ECLI:NL:RBDHA:2022:16284
Rechtbank Den Haag
- Raadkamer
- Rechtspraak.nl
Beslissing over beklag ex artikel 552a Sv in het kader van Europees Onderzoeksbevel
Op 16 november 2022 heeft de rechtbank Den Haag uitspraak gedaan in een zaak waarin een klaagster, bijgestaan door haar advocaat mr. S. Plas, een beklag heeft ingediend ex artikel 552a van het Wetboek van Strafvordering (Sv).
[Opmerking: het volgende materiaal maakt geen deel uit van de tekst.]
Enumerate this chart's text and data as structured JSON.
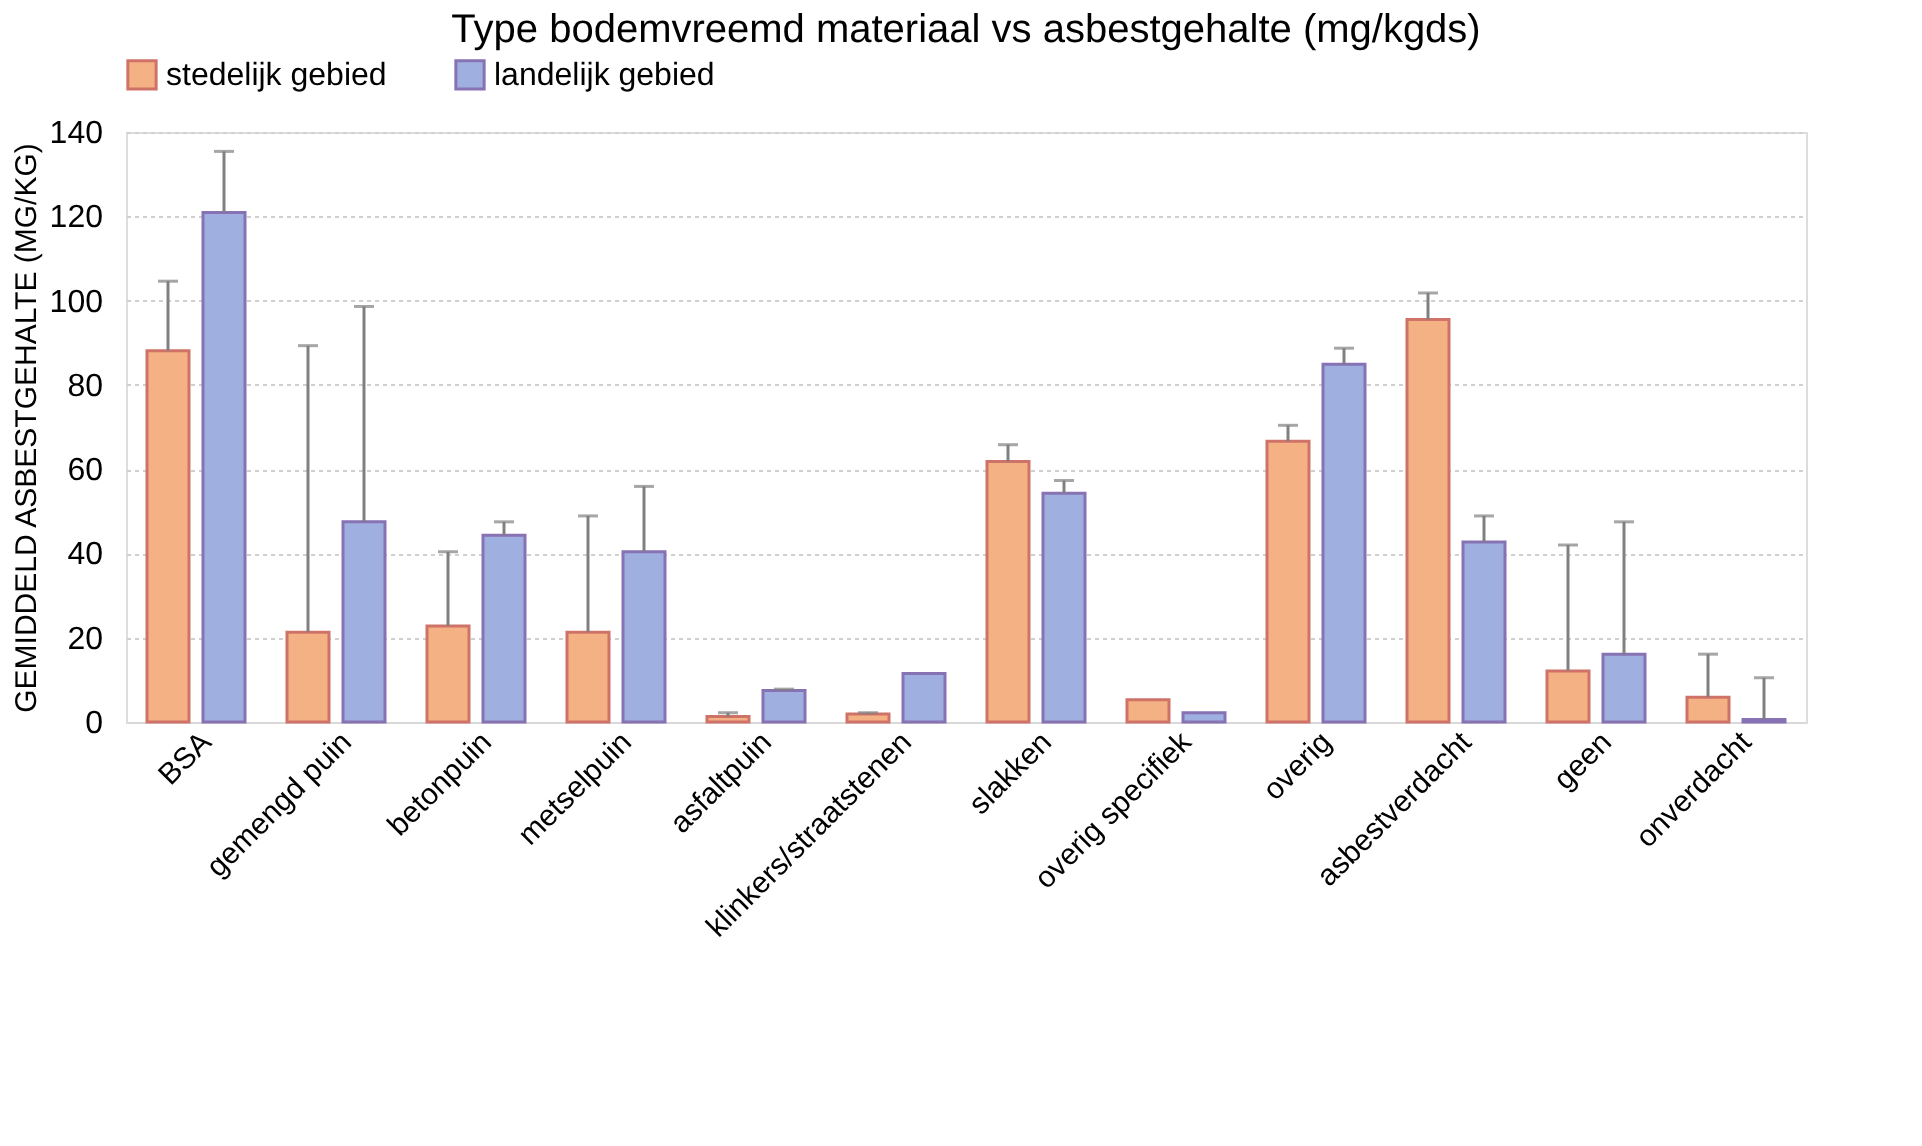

Dit beklag was gericht op de teruggave van in beslag genomen goederen, waaronder twee laptops en een mobiele telefoon, die waren in beslag genomen naar aanleiding van een Europees Onderzoeksbevel (EOB) van de Spaanse autoriteiten. De klaagster had op 19 oktober 2022 het beklag ingediend, nadat op 13 oktober 2022 beslag was gelegd op de goederen in haar woning.
De rechtbank heeft de zaak behandeld in raadkamer op 2 november 2022, waarbij zowel de klaagster als de officier van justitie, mr. B. Koenders, zijn gehoord. De Spaanse autoriteiten hadden verzocht om geheimhouding van het onderliggende onderzoek, waardoor de klaagster niet in het bezit was van alle relevante stukken. De klaagster benadrukte het belang van de in beslag genomen HP laptop voor haar opleiding en verzocht de rechtbank om het beklag gegrond te verklaren. De officier van justitie stelde echter dat het beklag ongegrond moest worden verklaard, omdat de Spaanse autoriteiten om overdracht van de goederen hadden gevraagd.
De rechtbank oordeelde dat zij bevoegd was om het beklag te behandelen en dat de klaagster ontvankelijk was in haar verzoek. De rechtbank concludeerde dat de inbeslagname rechtmatig was, aangezien het EOB was uitgevaardigd in het kader van een lopend strafrechtelijk onderzoek. De rechtbank verklaarde het beklag ongegrond, maar merkte op dat de wettelijke termijn voor het doen van een beschikking was overschreden, zonder dat dit gevolgen had voor de beoordeling van het beklag. De beslissing werd ondertekend door de rechter en de griffier en is openbaar uitgesproken.